Creamy Caesar Soup with Chicken topcook.tomathouse.com
Ingredients:
Soup
- 3 tablespoons extra-virgin olive oil
- 1 onion, thinly sliced
- 2 cloves garlic, chopped
- 4 cups lightly salted chicken broth
- 1 potato, peeled and coarsely chopped
- 1 large rind of Parmesan cheese
- 2 large skinless, boneless chicken breasts (about 450g)
- 2 romaine lettuce hearts, chopped
- 0.5 cups heavy cream
Croutons
- 1/4 cup mayonnaise
- 1/4 cup grated Parmesan cheese, plus extra for sprinkling
- Grated zest and juice of 1 lemon
- 3 anchovy fillets
- A little hot sauce
- 2 cloves garlic, chopped
- 1 baguette
- 3 tbsp finely chopped fresh parsley
Preparation:
Prepare the soup: Preheat the oven to 200°C (400°F). Heat the olive oil in a Dutch oven or heavy-bottomed saucepan over medium-high heat. Add the onion, garlic, and 1 teaspoon of salt and cook, stirring occasionally, until the onion is soft, about 5 minutes. Add the chicken broth, 3 cups of water, potatoes, and Parmesan rind. Season the chicken with salt and black pepper and add to the pan. Bring to a boil, then reduce the heat to medium and simmer until the chicken is cooked through, about 15 minutes. Using tongs, remove the chicken to a plate and let it cool.
Meanwhile, fry the croutons: In a blender or food processor, combine the mayonnaise, grated Parmesan, lemon juice, anchovies, hot sauce, garlic, some freshly ground black pepper, and 1 tablespoon water; process until smooth.
- Slice the baguette in half lengthwise, then into 0.5 cm thick slices.
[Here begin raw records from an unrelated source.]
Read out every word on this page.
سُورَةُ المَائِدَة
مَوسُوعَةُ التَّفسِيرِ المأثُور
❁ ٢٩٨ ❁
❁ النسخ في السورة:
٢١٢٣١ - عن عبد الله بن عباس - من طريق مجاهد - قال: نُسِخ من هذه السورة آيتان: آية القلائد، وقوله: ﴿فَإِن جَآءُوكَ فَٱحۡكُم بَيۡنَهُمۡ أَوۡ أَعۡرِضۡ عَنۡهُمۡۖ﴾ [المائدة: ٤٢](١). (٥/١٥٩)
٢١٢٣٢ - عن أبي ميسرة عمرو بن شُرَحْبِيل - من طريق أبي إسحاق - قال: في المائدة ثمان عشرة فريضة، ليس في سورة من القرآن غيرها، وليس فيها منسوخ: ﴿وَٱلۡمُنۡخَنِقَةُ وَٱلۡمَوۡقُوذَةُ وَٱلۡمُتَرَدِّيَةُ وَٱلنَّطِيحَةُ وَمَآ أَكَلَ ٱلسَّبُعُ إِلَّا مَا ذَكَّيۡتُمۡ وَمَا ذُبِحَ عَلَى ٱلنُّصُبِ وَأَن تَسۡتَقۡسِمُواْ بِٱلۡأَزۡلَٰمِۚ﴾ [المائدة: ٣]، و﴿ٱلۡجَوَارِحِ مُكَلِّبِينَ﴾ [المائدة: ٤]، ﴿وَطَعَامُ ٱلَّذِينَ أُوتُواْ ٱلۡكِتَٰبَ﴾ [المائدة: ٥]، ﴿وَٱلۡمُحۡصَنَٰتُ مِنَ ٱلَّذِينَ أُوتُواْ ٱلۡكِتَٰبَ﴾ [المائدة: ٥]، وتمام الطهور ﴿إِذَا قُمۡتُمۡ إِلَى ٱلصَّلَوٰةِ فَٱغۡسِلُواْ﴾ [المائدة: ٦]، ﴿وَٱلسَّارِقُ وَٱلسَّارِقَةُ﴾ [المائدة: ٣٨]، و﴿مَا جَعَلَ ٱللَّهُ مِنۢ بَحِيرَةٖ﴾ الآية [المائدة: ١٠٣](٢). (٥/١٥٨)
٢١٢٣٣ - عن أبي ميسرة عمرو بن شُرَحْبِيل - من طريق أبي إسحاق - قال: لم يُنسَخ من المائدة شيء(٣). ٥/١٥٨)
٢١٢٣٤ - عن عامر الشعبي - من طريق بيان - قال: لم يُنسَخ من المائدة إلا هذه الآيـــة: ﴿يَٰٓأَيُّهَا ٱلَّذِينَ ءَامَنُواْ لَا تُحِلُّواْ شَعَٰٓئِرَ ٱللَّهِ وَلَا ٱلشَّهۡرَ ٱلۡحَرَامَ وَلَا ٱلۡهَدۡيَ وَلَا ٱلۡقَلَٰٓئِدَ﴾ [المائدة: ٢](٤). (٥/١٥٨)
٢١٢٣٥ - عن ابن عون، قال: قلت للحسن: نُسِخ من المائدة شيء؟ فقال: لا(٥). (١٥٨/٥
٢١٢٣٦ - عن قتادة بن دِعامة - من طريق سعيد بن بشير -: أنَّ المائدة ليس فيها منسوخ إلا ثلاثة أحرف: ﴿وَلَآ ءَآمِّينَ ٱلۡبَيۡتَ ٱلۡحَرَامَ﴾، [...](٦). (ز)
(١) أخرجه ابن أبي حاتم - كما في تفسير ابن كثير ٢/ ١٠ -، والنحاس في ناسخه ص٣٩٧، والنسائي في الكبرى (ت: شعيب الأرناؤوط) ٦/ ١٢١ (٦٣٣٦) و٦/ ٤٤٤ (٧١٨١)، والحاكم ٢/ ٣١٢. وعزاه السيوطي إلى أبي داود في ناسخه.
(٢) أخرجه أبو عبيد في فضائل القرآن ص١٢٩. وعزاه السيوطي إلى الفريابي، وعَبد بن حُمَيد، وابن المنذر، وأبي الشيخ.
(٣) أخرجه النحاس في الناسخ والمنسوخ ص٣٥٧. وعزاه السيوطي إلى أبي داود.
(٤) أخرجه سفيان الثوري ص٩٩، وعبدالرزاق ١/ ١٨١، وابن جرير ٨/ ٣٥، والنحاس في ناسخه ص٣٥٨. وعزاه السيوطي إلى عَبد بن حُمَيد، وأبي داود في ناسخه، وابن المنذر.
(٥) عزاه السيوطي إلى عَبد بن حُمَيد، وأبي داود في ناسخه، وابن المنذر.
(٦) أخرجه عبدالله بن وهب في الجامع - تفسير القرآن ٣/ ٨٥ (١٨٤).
Place on a baking sheet and spread with the mayonnaise mixture, reserving 2 tablespoons of the dressing for topping. Sprinkle with parsley, lemon zest, and additional Parmesan cheese; bake until golden brown, about 10 minutes.
- Add the lettuce and heavy cream to the pot and simmer until the lettuce is tender, 8 to 10 minutes. Remove the Parmesan rind. Transfer the soup to a blender and blend until smooth. Return it to the pot and season with salt and pepper to taste. Shred the chicken and add it to the soup; heat through over medium heat. Ladle the soup into bowls, drizzle with the reserved dressing, and top with croutons and a sprinkle of ground pepper.